Who is testing whom?

Liberal critics make some correct observations about the Islamic world: They say Islamists have been unable to reconcile their existentialist problems with democracy. The consequence of getting involved in politics without solving these fundamental problems is what we see in Turkey today and what we will possibly see in Tunisia and Egypt. Those who reject the "Islamist" designation for their political identities and who stay away from "Islamist" politics, i.e., "those who keep certain injunctions of the Quran and Sunnah that relate to politics out of the agenda, but suffice with plain Islam," do not have such existentialist problems. They may even be described as the pious people acceptable to liberal political theory and to the proponents of a democratic model. However, unfortunately, even if all actors agree to keep away the profane and social aspects of Islam out of the political and public sphere, this problem cannot be solved. Those aspects are there in the book. Someone may emerge to read and think about them and ask, "Why shouldn't we develop a political theory based on these aspects?"

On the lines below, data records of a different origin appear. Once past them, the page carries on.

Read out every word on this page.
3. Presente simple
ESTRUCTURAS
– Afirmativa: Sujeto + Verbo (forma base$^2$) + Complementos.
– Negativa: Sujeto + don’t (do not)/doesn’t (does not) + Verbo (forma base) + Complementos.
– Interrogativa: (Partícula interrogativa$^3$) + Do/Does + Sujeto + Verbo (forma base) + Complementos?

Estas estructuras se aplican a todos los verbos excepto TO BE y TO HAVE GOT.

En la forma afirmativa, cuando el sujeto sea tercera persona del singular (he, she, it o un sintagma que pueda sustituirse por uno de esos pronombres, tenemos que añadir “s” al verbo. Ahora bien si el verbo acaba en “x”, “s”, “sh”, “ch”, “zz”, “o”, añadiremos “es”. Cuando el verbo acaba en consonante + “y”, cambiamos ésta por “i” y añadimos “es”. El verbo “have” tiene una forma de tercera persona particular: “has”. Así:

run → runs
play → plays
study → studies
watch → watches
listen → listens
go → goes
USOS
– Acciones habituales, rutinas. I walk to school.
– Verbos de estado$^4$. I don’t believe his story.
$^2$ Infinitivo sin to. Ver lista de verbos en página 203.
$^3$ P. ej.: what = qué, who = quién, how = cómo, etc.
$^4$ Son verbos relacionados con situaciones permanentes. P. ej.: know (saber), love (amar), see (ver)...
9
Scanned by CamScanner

Existentialist problems with democracy do not belong only to Islamists or those Muslims who reduce religion to mere religious rituals (those who refrain from seeking help or guidance from religion in arranging their worldly affairs), but also to liberal thinkers or advocates of liberal politics. Indeed, if we are to seek the formula of peaceful coexistence in an ever-complex world, all groups must make special efforts to understand each other.

In this regard, by "testing Islamists with democracy," the West's global discourse is really hurting Muslims who adhere to Islam. Before focusing on "Islamists," this discourse should discuss the value and role of "Islam as a religion." A true Muslim will see it as a radical intervention with their beliefs, as if they are being tested by democracy. For any Muslim who is knowledgeable about his/her religion and takes it seriously, Islam is undoubtedly the highest reference and uppermost language. Religion is based on divine revelations. In religion, prophets and divine books are here to teach people about divine intentions. Religion has been around since Adam as the first man, but democracy is just a recent development. Religion will be here until the end of the world, but we cannot be sure that democracy will survive so long. Even if there may be diverse interpretations, rulings and schools within religion -- which signifies pluralism -- all of these interpretations and rulings unite at a higher reference; therefore, there is no higher point of reference for a sect or interpretation than religion.

Democracy is not in a position to specify the valid questions for its subjects. It is religion that decides whether human society will obtain salvation in this world and the next. If democracy proposes a method of politics that enables people to coexist with each other and try to solve their problems through politics and which prohibits any group from dominating others and which is based on elections and consent, then it may be acceptable to religion. If you test religion and the pious people with democracy, then democracy emerges as an alternative to religion. And democracy as a religion starts to set criteria for true belief and false belief, evil and goodness, right and wrong, beneficial or harmful, etc. The Quran describes such definitions as "furqan" (criterion). It is the Quran that is entitled to set such criteria, not democracy. Otherwise, democracy is no longer merely a political system, but a philosophy or religion marketed as a lifestyle.

And many people tend to promote democracy as a religion or philosophy, not as a method of showing people how they can govern themselves. Actually, those who do this are being unfair to democracy, as they are creating obstacles to democracy being welcomed by the collective conscience of Muslims by attempting to test Islamists and Islam with democracy.